Joe Sacco is the king of graphic journalism: he combines cartoon image with words, and in doing so, has created a style of reporting never before seen. Sacco visits a war-torn place, interviews locals and sketches out their narratives into comic book sketches. The result is remarkable. Incidentally, his cartoon on the Charlie Hebdo massacre was the final word on the matter, check it out here


Chris Britt


This piece from American cartoonist Chris Britt sums up the wilful impotence of The West in Darfur.


Matt Diffee, (2004)




This New Yorker cartoons makes a wry comment on the youth's appropriation of Che Guevara: his face is on a thousand T-shirt and he has come to symbolize cool, instead of revolution. Guevara himself wears a Bart Simpson T-shirt: the two are compared. 
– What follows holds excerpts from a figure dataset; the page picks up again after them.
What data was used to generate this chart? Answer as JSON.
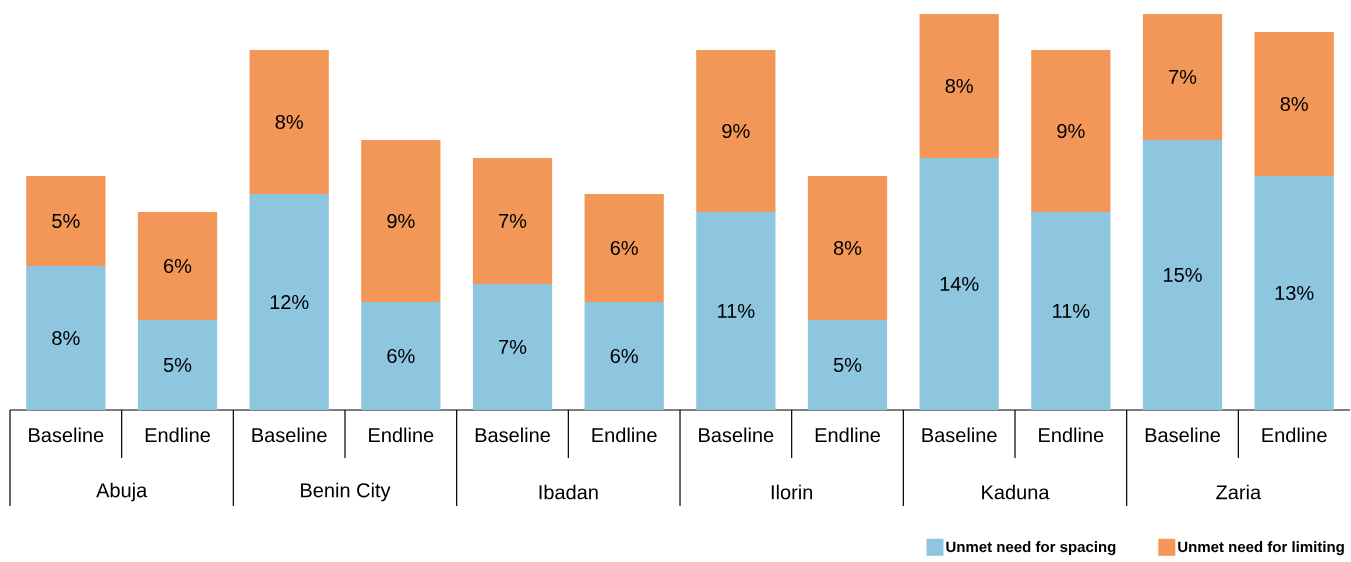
{
  "chart_data": {
    "type": "bar",
    "stacked": true,
    "legend": "bottom right",
    "categories": [
      "Baseline",
      "Endline",
      "Baseline",
      "Endline",
      "Baseline",
      "Endline",
      "Baseline",
      "Endline",
      "Baseline",
      "Endline",
      "Baseline",
      "Endline"
    ],
    "annotations": [
      "Abuja",
      "Benin City",
      "Ibadan",
      "Ilorin",
      "Kaduna",
      "Zaria"
    ],
    "series": [
      {
        "name": "Unmet need for spacing",
        "color": "#8ec6e0",
        "values": [
          8,
          5,
          12,
          6,
          7,
          6,
          11,
          5,
          14,
          11,
          15,
          13
        ],
        "value_labels": [
          "8%",
          "5%",
          "12%",
          "6%",
          "7%",
          "6%",
          "11%",
          "5%",
          "14%",
          "11%",
          "15%",
          "13%"
        ]
      },
      {
        "name": "Unmet need for limiting",
        "color": "#f29757",
        "values": [
          5,
          6,
          8,
          9,
          7,
          6,
          9,
          8,
          8,
          9,
          7,
          8
        ],
        "value_labels": [
          "5%",
          "6%",
          "8%",
          "9%",
          "7%",
          "6%",
          "9%",
          "8%",
          "8%",
          "9%",
          "7%",
          "8%"
        ]
      }
    ]
  }
}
Plantu, 'I must not draw Muhammad' (2006)



In this Le Monde cartoon, a giant hand holds a pencil, which becomes a minaret - out of which a turbaned figure surveys. The hand writes lines, 'I must not draw Muhammed'- which congregate to form an image of the prophet.


Steve Bell, 'I lied in Good Faith', (2009)





Guardian cartoonist Steve Bell depicts Tony Blair as Pope Innocent X and comments on his role in the Iraq war.


David Shrigley, (Men Are Fools)




Turner prize nominee David Shrigley is a wonderful cartoonist: his badly drawn creations always hit the spot. Here, the intended glory of Mount Rushmore - where humans have carved images of their politicians, grandiosely, into a mountainside - is undermined by the stark statement 'men Are Fools'.


Charlie Hebdo, 'Love is Stronger than Hate' (2011)





This cartoon appeared on the Cover of Charlie Hebdo in 2011, after the office was petrol-bombed for depicting Muhammed. 'Charlie Hebdo' passionately kisses a Muslim man, whilst the office crumbles behind them.